Ed è dato certo che le indicazioni del prof. Alessandro Ghigi, con il quale sia Garotti che Giacomoni avevano avuto stretti rapporti nel campo colombofilo, erano di utilizzare il “Bagadese” per ricostituire la razza che negli anni ’50 del secolo scorso era in forte declino. Il Ghigi, nell’anno 1953 scriveva infatti: “oggi è divenuto raro come del resto tutti i piccioni di razza, ma non è difficile la sua ricostituzione valendosi di sangue Bagadese, perché la palpebra rossa è dominante”.
Comunque se tali incroci furono fatti non mi fu mai rivelato e non posso affermare se furono realmente effettuati; a dire il vero, i suindicati grandi allevatori hanno sempre propagandato il mito della razza pura.
Negli anni ‘80 un gruppo di allevatori (poi riunitisi nel Club del Romagnolo e Piacentino nato nel 1989 sotto l’egida della F.I.A.C.) con l’impulso importante di Athos Rondini (all’epoca Giudice Federale ed allevatore) si è dedicato alla creazione e sviluppo del Piacentino colorato.
Questi allevatori hanno raggiunto, in tempi relativamente brevi, l’ottimo risultato di una buona omogeneità ed ottima aderenza allo standard.
A mio giudizio ciò è stato possibile perché probabilmente sono state utilizzate le stesse razze, o comunque razze da queste derivate, che, come risulta dalle mie ricerche, furono adoperate anche anticamente.
Ciò ha consentito a questo gruppo di bravi allevatori di ricreare in breve tempo le varietà di colore scomparse a dimostrazione di quella che fu la vera origine del Piacentino e di quanto sia plasmabile il materiale genetico del colombo.

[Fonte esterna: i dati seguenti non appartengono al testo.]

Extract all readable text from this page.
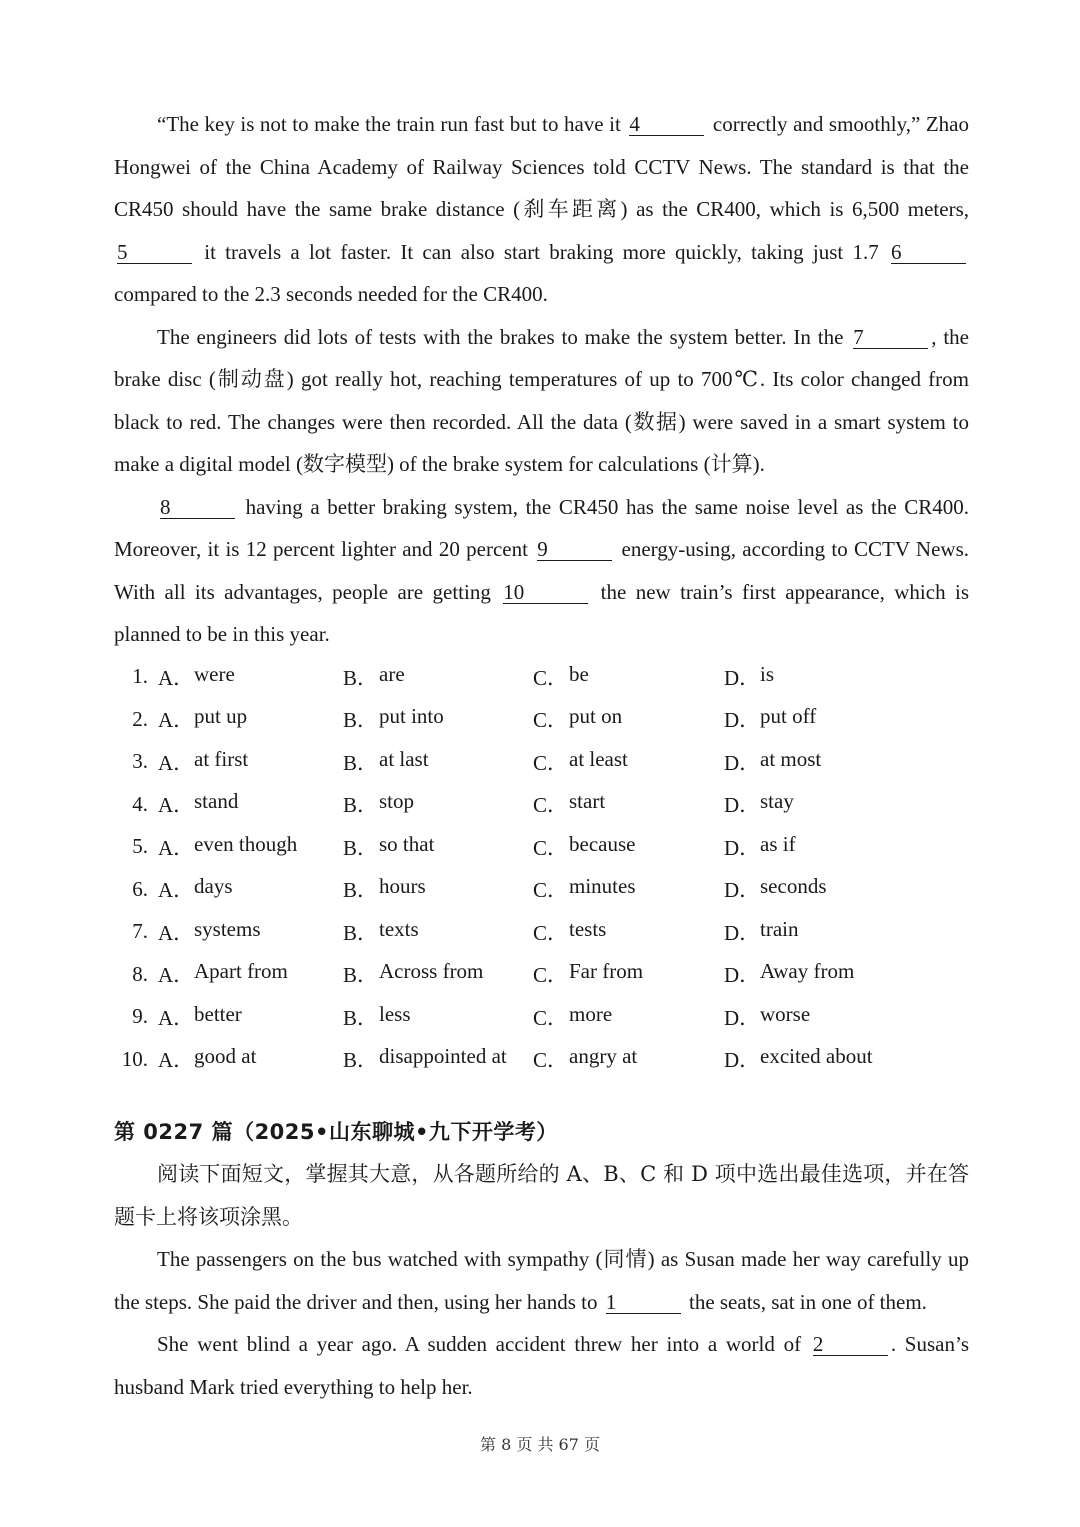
“The key is not to make the train run fast but to have it 4	correctly and smoothly,” Zhao Hongwei of the China Academy of Railway Sciences told CCTV News. The standard is that the CR450 should have the same brake distance (刹车距离) as the CR400, which is 6,500 meters, 5	it travels a lot faster. It can also start braking more quickly, taking just 1.7 6 compared to the 2.3 seconds needed for the CR400.

The engineers did lots of tests with the brakes to make the system better. In the 7	, the brake disc (制动盘) got really hot, reaching temperatures of up to 700℃. Its color changed from black to red. The changes were then recorded. All the data (数据) were saved in a smart system to make a digital model (数字模型) of the brake system for calculations (计算).

8	having a better braking system, the CR450 has the same noise level as the CR400. Moreover, it is 12 percent lighter and 20 percent 9	energy-using, according to CCTV News. With all its advantages, people are getting 10	the new train’s first appearance, which is planned to be in this year.

1. A． were	B． are	C． be	D． is
2. A． put up	B． put into	C． put on	D． put off
3. A． at first	B． at last	C． at least	D． at most
4. A． stand	B． stop	C． start	D． stay
5. A． even though B． so that	C． because	D． as if
6. A． days	B． hours	C． minutes	D． seconds
7. A． systems	B． texts	C． tests	D． train
8. A． Apart from	B． Across from C． Far from	D． Away from
9. A． better	B． less	C． more	D． worse
10. A． good at	B． disappointed at C． angry at	D． excited about
第 0227 篇（2025•山东聊城•九下开学考）

阅读下面短文，掌握其大意，从各题所给的 A、B、C 和 D 项中选出最佳选项，并在答题卡上将该项涂黑。

The passengers on the bus watched with sympathy (同情) as Susan made her way carefully up the steps. She paid the driver and then, using her hands to 1	the seats, sat in one of them.

She went blind a year ago. A sudden accident threw her into a world of 2	. Susan’s husband Mark tried everything to help her.

第 8 页 共 67 页
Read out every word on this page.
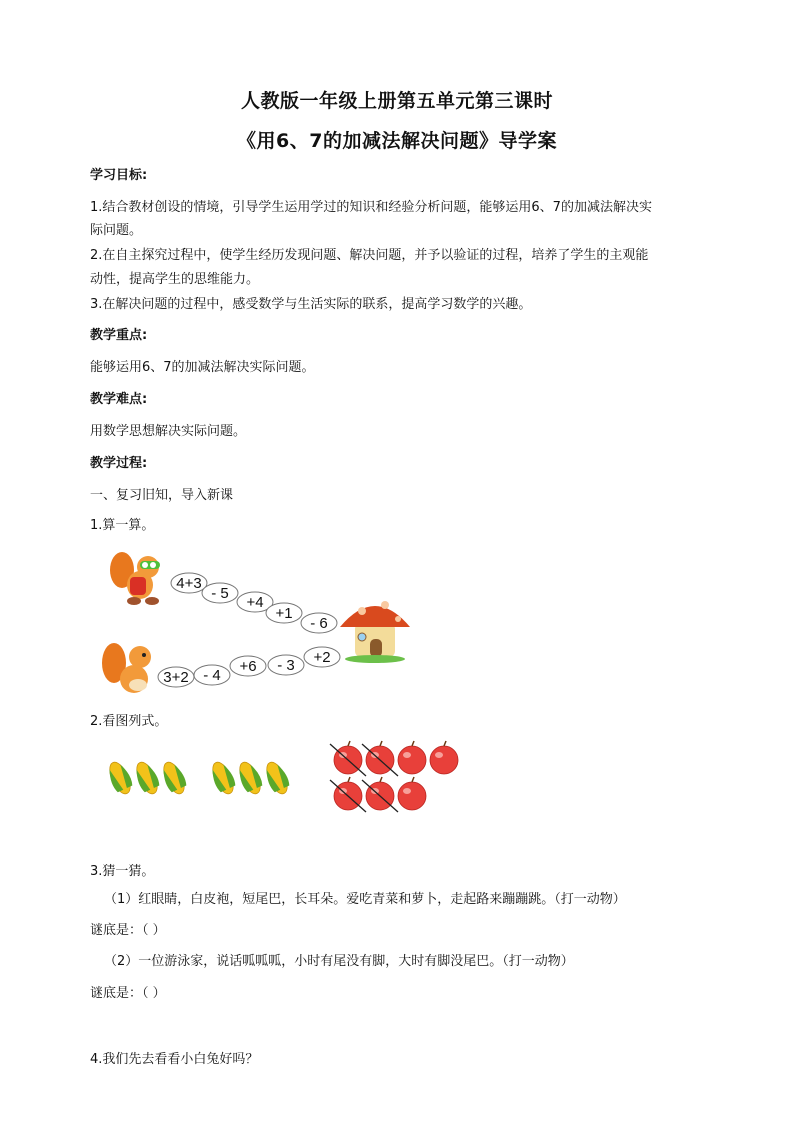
人教版一年级上册第五单元第三课时
《用6、7的加减法解决问题》导学案
学习目标:
1.结合教材创设的情境，引导学生运用学过的知识和经验分析问题，能够运用6、7的加减法解决实
际问题。
2.在自主探究过程中，使学生经历发现问题、解决问题，并予以验证的过程，培养了学生的主观能
动性，提高学生的思维能力。
3.在解决问题的过程中，感受数学与生活实际的联系，提高学习数学的兴趣。
教学重点:
能够运用6、7的加减法解决实际问题。
教学难点:
用数学思想解决实际问题。
教学过程:
一、复习旧知，导入新课
1.算一算。
4+3
- 5
+4
+1
- 6
3+2 - 4
+6 - 3 +2
2.看图列式。
3.猜一猜。
（1）红眼睛，白皮袍，短尾巴，长耳朵。爱吃青菜和萝卜，走起路来蹦蹦跳。（打一动物）
谜底是：（ ）
（2）一位游泳家，说话呱呱呱，小时有尾没有脚，大时有脚没尾巴。（打一动物）
谜底是：（ ）
4.我们先去看看小白兔好吗？
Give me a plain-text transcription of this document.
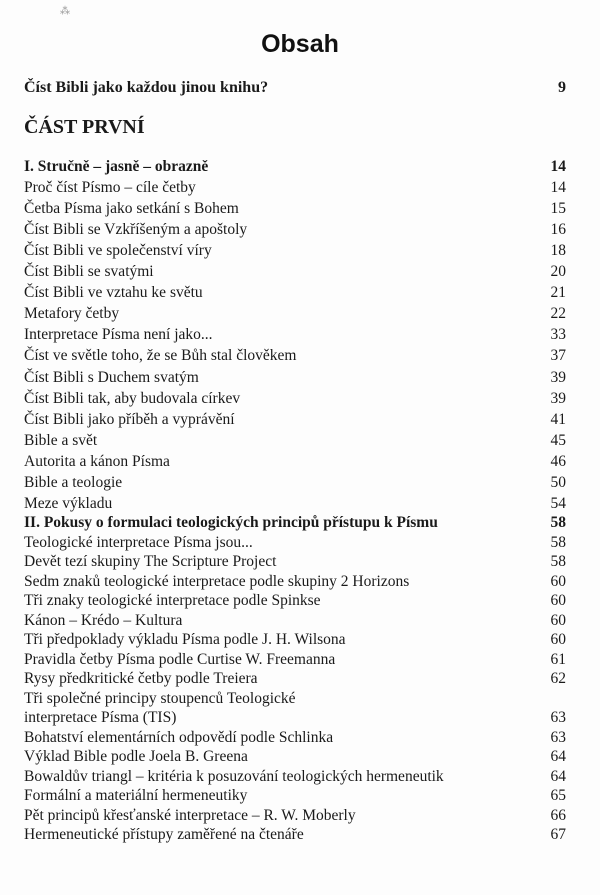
⁂
Obsah
Číst Bibli jako každou jinou knihu?	9
ČÁST PRVNÍ
I. Stručně – jasně – obrazně	14
Proč číst Písmo – cíle četby	14
Četba Písma jako setkání s Bohem	15
Číst Bibli se Vzkříšeným a apoštoly	16
Číst Bibli ve společenství víry	18
Číst Bibli se svatými	20
Číst Bibli ve vztahu ke světu	21
Metafory četby	22
Interpretace Písma není jako...	33
Číst ve světle toho, že se Bůh stal člověkem	37
Číst Bibli s Duchem svatým	39
Číst Bibli tak, aby budovala církev	39
Číst Bibli jako příběh a vyprávění	41
Bible a svět	45
Autorita a kánon Písma	46
Bible a teologie	50
Meze výkladu	54
II. Pokusy o formulaci teologických principů přístupu k Písmu	58
Teologické interpretace Písma jsou...	58
Devět tezí skupiny The Scripture Project	58
Sedm znaků teologické interpretace podle skupiny 2 Horizons	60
Tři znaky teologické interpretace podle Spinkse	60
Kánon – Krédo – Kultura	60
Tři předpoklady výkladu Písma podle J. H. Wilsona	60
Pravidla četby Písma podle Curtise W. Freemanna	61
Rysy předkritické četby podle Treiera	62
Tři společné principy stoupenců Teologické
interpretace Písma (TIS)	63
Bohatství elementárních odpovědí podle Schlinka	63
Výklad Bible podle Joela B. Greena	64
Bowaldův triangl – kritéria k posuzování teologických hermeneutik	64
Formální a materiální hermeneutiky	65
Pět principů křesťanské interpretace – R. W. Moberly	66
Hermeneutické přístupy zaměřené na čtenáře	67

Pertanto nelle attuali esposizioni, compaiono anche ottimi Piacentini nelle varietà nera, rossa recessiva (sauro) e gialla recessiva (caldano) che anche anticamente esistevano, come testimonia lo scritto di Antonio e Lorenzo Zanelli pubblicato nell’anno 1884.
Piacentino nero (foto R. Comi)
Piacentino rosso (foto R. Comi)
Si ringrazia la Federazione Italiana Alleavatori Colombi (F.I.A.C.) per la concessione dell’articolo e relative foto.

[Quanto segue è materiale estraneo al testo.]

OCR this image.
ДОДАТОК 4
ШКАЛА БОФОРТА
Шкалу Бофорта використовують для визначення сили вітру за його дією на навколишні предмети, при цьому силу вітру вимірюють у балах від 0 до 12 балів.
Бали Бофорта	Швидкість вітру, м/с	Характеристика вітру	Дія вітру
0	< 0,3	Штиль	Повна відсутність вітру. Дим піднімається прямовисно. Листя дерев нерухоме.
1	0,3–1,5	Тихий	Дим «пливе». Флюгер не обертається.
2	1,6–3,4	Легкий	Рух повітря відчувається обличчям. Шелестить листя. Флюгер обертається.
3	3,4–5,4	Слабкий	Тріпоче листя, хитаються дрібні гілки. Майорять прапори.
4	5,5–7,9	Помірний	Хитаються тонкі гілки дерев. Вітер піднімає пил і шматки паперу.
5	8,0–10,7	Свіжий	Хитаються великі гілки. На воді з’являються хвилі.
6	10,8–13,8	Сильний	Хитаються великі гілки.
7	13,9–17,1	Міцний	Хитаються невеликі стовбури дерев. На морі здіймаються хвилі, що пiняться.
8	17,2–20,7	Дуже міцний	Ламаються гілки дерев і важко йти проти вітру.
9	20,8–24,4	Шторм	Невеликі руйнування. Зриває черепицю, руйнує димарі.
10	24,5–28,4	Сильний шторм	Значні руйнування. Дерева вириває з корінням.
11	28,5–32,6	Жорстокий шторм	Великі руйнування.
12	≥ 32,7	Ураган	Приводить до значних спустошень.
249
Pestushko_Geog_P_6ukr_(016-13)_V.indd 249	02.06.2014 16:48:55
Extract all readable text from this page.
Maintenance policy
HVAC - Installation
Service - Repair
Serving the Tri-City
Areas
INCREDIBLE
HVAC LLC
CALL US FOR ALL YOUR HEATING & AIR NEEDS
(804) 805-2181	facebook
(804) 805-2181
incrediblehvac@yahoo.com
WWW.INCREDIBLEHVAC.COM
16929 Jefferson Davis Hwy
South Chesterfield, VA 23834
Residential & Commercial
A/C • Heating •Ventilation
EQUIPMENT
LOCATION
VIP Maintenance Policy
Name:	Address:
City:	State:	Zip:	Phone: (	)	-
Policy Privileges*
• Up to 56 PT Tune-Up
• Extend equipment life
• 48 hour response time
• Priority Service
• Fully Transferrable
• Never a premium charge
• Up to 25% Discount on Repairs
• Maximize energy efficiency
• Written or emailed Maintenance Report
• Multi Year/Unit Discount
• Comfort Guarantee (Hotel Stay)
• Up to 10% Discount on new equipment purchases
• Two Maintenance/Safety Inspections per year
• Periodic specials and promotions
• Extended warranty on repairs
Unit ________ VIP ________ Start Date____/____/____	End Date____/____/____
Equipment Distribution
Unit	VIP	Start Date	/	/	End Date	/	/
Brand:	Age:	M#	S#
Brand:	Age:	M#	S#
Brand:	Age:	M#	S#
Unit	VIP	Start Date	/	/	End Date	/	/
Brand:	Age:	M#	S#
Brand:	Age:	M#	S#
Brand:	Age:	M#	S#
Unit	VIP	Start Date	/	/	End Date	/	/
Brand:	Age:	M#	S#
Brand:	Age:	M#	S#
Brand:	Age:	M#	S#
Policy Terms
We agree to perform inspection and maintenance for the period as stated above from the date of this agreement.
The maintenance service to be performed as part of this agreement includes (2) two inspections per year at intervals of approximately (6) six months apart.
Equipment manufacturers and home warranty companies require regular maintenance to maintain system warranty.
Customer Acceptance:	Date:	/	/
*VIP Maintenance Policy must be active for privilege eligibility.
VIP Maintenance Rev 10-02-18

Riccardo Rubboli è nato a Ravenna il 12 luglio 1955 dove vive e svolge la libera professione di avvocato. Alleva colombi da esposizione dal 1977 e giudica in mostre nazionali, estere ed internazionali. È autore di vari articoli sui colombi ed ha realizzato i disegni tecnico-scientifici che raffigurano gli standard attualmente in vigore delle razze Romano, Piacentino, Reggianino, Sotto-banca Modenese e naturalmente del Colombo Romagnolo. Si occupa della ricerca sulle origini dei colombi con lo studio dei testi antichi e conduce anche esperimenti sull’incrociamento delle razze. Come allevatore ha raggiunto importanti risultati sia in mostre nazionali che internazionali.